Et seulement après plusieurs siècles, un homme a pris l'air. Les célèbres frères Montgolfier ont conçu un ballon sur lequel les gens ont d'abord volé dans les airs.


Plus d'un siècle s'est écoulé, «l'aviation est plus légère que l'air» s'est transformée en une industrie de transport entière, puis a été remplacée par «des véhicules plus lourds que l'air». Mais la pensée technique s'est développée et le désir d'aller au-delà et de s'élever encore plus a conduit au développement de la stratonautique - voler sur des ballons stratosphériques à des hauteurs telles que tous les avions ne peuvent pas monter. Dans l'histoire de la stratonautique, il y a des tragédies et des triomphes pas pire que dans l'aviation et l'astronautique, il y a des jalons.

À l'ère des Lumières, on pensait qu'au-delà de 12 kilomètres, l'atmosphère se termine et l'espace sans air commence. La science moderne distingue de nombreuses couches de la structure de l'atmosphère qui diffèrent par leurs propriétés physiques et leur composition. La stratosphère est la gamme de hauteurs de 11 à 50 km. Les appareils «plus légers que l'air» montant dans cette couche sont appelés stratostats.

Les premiers "ballons stratosphériques" furent les scientifiques Auguste Piccard et Paul Kipfer. En 1930, Piccard a conçu le premier ballon stratosphérique appelé FNRS-1, qui est l'abréviation de la Fondation nationale pour la recherche scientifique (Fonds National de la Recherche Scientifique). Avec Kipfer Picard en 1931 a grimpé à une hauteur de 15,7 km.


Au cours de sa longue et mouvementée vie, le Belge a effectué 27 vols sur des stratosphères, inventé le bathyscaphe et plongé dans la fosse des Mariannes à une profondeur de près de 11 km.

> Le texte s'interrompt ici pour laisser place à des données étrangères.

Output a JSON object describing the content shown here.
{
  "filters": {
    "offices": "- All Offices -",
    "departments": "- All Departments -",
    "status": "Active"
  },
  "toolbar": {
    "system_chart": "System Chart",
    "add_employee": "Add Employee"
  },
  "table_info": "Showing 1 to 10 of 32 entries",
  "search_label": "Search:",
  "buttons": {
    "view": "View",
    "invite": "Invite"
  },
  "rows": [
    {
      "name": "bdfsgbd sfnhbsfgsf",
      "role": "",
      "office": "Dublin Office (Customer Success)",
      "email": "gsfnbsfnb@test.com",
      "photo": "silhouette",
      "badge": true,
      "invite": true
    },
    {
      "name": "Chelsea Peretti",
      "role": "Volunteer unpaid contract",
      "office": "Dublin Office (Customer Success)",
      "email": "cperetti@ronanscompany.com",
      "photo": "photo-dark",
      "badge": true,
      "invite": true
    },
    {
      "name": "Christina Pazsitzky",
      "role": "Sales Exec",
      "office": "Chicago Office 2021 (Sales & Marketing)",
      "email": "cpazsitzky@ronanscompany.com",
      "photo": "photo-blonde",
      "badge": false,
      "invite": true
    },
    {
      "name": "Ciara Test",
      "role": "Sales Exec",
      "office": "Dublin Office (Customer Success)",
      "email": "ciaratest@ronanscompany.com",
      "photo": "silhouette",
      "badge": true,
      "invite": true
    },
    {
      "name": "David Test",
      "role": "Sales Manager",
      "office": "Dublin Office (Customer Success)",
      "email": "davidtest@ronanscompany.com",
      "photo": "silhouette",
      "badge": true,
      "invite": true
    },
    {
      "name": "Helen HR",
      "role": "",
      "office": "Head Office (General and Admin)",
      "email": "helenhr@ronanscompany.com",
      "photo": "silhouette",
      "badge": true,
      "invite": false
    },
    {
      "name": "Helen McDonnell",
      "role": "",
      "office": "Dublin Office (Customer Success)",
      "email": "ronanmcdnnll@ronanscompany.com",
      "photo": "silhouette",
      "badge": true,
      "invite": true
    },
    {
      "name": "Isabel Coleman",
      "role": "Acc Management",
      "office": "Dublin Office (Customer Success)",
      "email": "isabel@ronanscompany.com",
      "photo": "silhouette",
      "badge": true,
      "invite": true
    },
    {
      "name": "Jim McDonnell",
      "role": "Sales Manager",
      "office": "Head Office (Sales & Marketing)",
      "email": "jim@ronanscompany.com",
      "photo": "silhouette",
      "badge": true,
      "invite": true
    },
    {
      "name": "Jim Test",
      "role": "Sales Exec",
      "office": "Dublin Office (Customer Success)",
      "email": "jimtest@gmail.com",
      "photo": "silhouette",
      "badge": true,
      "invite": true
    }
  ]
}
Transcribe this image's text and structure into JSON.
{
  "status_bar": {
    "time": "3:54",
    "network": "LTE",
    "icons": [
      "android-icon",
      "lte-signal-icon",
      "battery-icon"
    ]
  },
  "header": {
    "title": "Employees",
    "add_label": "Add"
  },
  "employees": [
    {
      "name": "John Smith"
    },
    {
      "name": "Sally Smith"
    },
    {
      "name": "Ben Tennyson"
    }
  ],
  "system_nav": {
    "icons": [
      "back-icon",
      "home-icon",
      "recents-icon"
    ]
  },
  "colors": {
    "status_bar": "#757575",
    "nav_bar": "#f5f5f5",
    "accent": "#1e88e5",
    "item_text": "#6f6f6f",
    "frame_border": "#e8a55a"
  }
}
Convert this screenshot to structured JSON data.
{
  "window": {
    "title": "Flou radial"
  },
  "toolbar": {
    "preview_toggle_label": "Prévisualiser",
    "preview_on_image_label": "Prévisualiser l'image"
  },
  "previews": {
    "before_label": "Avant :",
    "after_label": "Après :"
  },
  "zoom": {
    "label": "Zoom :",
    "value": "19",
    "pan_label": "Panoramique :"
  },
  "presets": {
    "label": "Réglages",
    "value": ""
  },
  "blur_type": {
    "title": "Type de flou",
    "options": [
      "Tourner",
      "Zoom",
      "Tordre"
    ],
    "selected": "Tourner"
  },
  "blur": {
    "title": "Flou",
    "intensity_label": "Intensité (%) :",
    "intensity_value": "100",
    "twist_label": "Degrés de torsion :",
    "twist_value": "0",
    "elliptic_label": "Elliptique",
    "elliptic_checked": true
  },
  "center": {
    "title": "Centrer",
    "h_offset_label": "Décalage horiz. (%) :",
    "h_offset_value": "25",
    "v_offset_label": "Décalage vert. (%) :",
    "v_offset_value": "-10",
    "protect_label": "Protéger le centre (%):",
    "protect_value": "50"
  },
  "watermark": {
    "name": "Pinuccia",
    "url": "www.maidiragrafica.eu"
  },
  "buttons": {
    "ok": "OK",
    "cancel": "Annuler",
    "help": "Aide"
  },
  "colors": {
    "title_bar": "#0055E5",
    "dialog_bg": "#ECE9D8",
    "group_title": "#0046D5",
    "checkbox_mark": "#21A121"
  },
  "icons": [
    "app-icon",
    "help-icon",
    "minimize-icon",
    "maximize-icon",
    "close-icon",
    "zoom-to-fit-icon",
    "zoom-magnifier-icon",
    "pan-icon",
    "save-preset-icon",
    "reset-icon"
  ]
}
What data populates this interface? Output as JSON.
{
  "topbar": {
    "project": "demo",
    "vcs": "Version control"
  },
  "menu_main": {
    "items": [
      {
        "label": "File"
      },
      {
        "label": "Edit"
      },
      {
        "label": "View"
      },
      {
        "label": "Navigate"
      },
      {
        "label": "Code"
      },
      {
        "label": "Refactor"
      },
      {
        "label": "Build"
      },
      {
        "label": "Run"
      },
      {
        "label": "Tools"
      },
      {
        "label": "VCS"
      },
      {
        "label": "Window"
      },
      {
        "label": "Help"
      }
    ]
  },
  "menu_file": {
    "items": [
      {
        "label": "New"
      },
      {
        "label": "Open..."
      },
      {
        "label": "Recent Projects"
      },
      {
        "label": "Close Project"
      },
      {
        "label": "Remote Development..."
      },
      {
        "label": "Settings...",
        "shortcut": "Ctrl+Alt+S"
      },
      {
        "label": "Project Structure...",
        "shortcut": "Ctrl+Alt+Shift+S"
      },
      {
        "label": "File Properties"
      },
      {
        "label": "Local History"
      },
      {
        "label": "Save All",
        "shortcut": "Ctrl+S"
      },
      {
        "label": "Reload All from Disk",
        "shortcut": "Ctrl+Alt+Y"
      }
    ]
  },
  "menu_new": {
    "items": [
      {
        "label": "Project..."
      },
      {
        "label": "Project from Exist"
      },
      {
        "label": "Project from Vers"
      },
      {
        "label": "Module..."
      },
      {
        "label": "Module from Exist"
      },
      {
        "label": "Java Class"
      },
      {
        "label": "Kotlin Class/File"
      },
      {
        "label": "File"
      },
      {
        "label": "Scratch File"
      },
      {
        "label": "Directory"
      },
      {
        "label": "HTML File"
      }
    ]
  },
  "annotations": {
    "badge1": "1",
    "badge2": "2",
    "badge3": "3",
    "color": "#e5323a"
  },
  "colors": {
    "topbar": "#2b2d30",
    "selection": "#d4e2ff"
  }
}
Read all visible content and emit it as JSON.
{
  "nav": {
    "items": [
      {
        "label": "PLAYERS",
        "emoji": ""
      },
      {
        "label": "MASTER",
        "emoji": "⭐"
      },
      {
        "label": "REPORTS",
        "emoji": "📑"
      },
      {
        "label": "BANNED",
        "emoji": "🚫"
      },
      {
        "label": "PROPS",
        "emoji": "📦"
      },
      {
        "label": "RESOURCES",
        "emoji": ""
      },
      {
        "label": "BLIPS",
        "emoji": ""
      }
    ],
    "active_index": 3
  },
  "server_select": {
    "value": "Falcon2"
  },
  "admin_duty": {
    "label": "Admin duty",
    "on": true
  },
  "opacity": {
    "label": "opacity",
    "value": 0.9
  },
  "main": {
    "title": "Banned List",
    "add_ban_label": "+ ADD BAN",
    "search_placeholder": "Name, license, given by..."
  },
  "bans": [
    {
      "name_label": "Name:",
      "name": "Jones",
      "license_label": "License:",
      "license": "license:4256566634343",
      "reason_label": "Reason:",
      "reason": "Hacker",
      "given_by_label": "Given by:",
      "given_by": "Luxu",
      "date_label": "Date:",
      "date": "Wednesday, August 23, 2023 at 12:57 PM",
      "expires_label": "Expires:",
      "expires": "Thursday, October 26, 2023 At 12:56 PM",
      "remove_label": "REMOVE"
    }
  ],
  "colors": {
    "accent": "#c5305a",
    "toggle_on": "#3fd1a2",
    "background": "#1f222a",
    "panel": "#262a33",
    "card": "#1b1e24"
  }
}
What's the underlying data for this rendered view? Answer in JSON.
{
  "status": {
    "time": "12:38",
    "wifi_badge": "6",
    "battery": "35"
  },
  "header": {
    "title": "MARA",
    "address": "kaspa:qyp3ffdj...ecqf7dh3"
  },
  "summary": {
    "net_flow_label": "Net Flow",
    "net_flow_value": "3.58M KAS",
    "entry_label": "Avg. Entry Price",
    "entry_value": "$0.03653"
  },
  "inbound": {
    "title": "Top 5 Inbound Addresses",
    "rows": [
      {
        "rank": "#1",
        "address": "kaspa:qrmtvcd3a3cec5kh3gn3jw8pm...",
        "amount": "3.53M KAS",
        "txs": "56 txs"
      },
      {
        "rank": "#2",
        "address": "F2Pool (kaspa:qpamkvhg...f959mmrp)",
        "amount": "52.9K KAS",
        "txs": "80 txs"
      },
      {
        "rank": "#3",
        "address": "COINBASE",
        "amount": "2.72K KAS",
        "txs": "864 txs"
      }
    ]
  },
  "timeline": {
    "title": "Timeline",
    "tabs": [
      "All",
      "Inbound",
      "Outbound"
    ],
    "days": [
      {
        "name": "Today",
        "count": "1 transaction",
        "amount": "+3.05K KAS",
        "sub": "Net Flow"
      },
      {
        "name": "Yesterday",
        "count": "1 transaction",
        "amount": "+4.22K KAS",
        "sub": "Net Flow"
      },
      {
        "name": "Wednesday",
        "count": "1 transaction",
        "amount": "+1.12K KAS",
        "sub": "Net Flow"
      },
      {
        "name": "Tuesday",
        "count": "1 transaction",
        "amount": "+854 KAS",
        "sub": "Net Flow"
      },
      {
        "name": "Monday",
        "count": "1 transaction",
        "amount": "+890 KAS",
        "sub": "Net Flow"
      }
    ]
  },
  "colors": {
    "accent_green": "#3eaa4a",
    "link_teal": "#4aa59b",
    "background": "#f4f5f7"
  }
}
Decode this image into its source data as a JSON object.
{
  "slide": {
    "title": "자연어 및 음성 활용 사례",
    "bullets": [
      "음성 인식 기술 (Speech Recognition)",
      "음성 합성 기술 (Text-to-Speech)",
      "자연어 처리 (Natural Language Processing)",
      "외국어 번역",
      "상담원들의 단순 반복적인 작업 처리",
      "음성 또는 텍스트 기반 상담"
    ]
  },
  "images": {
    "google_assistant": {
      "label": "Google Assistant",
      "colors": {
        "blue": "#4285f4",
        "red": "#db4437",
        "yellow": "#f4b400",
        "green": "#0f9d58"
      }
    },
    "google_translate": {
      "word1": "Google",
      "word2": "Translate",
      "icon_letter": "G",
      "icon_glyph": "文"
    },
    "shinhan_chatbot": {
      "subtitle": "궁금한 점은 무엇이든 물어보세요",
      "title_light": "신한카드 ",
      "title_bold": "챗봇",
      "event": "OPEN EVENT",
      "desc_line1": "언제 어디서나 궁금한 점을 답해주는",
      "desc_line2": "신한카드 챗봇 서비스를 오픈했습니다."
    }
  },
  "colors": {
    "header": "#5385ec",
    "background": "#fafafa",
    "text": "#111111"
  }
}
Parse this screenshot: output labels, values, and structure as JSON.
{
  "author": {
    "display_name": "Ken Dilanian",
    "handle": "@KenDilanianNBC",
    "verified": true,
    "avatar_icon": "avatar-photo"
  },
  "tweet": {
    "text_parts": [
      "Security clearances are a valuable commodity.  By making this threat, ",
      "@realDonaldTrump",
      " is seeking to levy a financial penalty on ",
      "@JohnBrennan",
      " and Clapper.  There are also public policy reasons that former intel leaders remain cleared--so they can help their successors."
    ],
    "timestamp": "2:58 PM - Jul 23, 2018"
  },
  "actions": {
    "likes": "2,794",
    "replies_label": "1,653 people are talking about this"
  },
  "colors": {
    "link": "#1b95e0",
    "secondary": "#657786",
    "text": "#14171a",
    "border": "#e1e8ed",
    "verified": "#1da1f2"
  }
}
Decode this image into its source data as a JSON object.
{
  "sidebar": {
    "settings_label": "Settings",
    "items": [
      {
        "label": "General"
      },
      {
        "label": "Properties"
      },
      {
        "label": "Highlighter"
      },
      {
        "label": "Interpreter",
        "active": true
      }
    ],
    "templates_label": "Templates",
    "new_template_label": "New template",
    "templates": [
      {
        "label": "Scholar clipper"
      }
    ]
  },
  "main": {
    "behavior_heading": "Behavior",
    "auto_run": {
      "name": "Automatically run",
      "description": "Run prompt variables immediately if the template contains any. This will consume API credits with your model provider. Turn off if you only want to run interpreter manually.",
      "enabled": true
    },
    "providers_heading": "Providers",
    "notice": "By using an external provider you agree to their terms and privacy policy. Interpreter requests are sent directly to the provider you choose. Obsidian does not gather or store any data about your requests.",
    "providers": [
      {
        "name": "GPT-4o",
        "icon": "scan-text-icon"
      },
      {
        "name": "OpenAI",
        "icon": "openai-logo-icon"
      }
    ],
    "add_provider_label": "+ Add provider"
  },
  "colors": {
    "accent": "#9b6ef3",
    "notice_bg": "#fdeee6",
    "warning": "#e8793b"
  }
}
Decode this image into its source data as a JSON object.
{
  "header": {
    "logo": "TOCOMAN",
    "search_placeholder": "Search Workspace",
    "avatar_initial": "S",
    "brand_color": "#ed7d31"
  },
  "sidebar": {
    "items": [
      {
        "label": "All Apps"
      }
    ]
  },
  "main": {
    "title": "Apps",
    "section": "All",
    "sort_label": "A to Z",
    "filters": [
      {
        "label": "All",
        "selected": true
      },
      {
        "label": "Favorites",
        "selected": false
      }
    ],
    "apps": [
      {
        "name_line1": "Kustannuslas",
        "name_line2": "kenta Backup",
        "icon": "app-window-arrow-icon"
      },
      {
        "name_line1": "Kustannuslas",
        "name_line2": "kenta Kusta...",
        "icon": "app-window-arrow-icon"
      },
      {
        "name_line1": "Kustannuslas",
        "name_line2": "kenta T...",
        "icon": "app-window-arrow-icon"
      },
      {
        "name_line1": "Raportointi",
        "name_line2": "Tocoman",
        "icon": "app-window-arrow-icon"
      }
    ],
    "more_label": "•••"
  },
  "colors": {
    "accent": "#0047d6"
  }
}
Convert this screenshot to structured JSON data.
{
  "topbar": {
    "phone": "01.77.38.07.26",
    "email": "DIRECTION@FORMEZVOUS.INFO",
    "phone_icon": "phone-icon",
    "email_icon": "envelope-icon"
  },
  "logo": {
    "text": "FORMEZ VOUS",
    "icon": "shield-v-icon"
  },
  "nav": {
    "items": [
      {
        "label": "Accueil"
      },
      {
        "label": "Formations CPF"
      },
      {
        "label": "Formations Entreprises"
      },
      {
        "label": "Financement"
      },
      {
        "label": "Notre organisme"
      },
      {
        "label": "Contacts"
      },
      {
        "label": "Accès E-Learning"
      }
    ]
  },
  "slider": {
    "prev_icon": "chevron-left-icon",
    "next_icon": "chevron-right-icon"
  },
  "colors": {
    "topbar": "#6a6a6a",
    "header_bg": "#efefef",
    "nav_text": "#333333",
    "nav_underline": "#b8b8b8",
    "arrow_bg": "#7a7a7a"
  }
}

Après FNRS-1, des vols à une hauteur sans précédent s'intéressaient également à l'URSS. La situation internationale tendue nous a fait penser aux avions militaires de haute altitude, inaccessibles aux chasseurs de l'époque et aux canons antiaériens. De plus, nous voulions explorer les rayons cosmiques récemment découverts - le rayonnement naturellement ionisant qui vient de la Terre depuis l'espace. Les données obtenues à l'aide de ballons stratosphériques sans pilote n'étaient pas suffisantes et, le 30 septembre 1933, le premier ballon stratosphérique habité soviétique - «URSS-1» décolla. Il a grimpé à une hauteur record de 19 km.


Les soldats jouent le rôle de ballast:


Les héros qui l'ont piloté étaient trois pilotes: Ernst Birnbaum, Konstantin Godunov et George Prokofiev. Godunov a travaillé comme chef du bureau d'études, qui a créé la coque du ballon stratosphérique, tandis que Birnbaum et Prokofiev ont servi dans l'Armée rouge et étaient des pilotes expérimentés de ballons. Ernst a continué à voler encore plus tard, et pendant la Grande Guerre patriotique, il a commandé les ballons de barrage de Moscou. Le sort de George a été tragique, il s'est suicidé à l'âge de 36 ans.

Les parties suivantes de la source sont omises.